SJ Bolton is an author that I’ve been meaning to try for a while. Her books are both popular sellers but also garner decent reviews which is a difficult balance to achieve. This week I read Dead Scared almost in one sitting which is an achievement for a crime novel these days. However the tension and narrative style made this book almost impossible to put down.
When a Cambridge student sets herself alight, police are convinced that there is someone behind the abnormally high suicides that have taken place at the university. DC Lacey Flint is sent to Cambridge posing a depression-prone student in an attempt to discover if there are darker forces encouraging students to take their own lives. However, DI Mark Joesbury is concerned for her welfare, particularly as Lacey has been sent in without having been given all the facts about the girls’ deaths. The only person at the University who is aware of Lacey’s true identity is psychiatrist Evi Oliver. However, Evi is suffering from her own emotional problems and is convinced that someone is watching her. When Lacey starts to experience the same nightmares as the other dead girls, it is clear that her own sanity and life are in danger.

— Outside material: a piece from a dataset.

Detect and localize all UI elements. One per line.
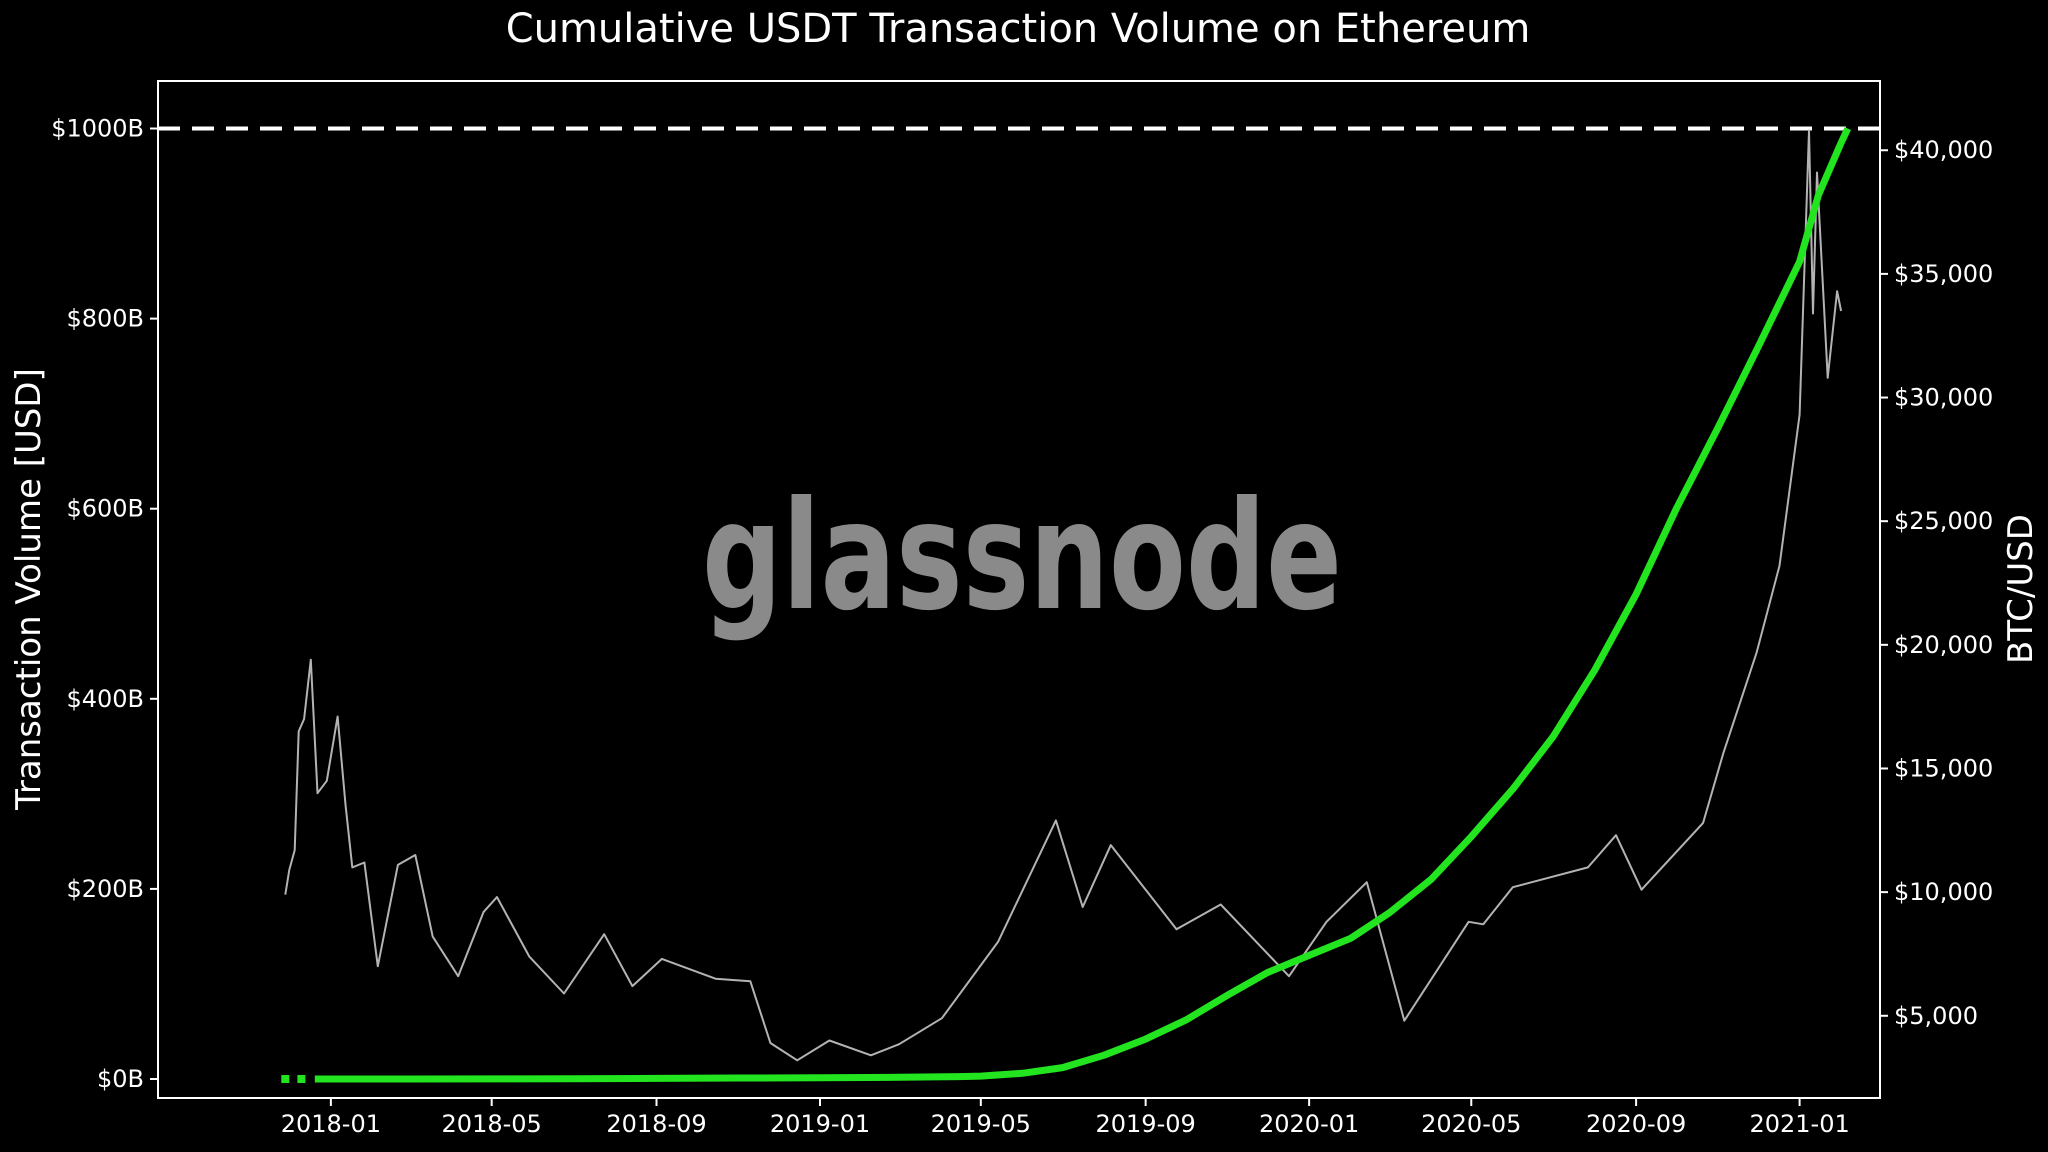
left-y-tick-label: $1000B xyxy=(51,115,144,143)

Because I’m not used to Bolton’s writing it was difficult at the start to work out if I was reading psychological thriller with a supernatural element. This wouldn’t have bothered me, but as the novel progressed it became clear that the women involved were being manipulated by forces that although malevolent were almost certainly from flesh and blood adversaries. This is the most compelling aspect of the book. We feel the disorientation of the two professional women – Evi and Lacey – as they try and make sense of the suicides while feeling under attack themselves. Lacey has appeared in a previous book by Bolton and although there are references to this throughout Dead Scared it made me want to read Now You See Me.
The relationship between Lacey and Mark Joesbury is intriguing. Much is made of the ‘impossibility’ of any relationship developing but in this book at least, it’s not clear why. However the sense of attraction comes across clearly. All the characters are well developed and I particularly liked the portrayal of the burned girl lying in the hospital bed. It is rare in crime fiction that you get such a poignant portrayal of a victim and I thought it admirable that Bolton managed to get over the extent of the girl’s injuries without it seeming gratuitous.
The ending really was ‘unputtdownable’ and I guess my only complaint would be that I was left slightly stunned at the end. This is almost certainly a good thing.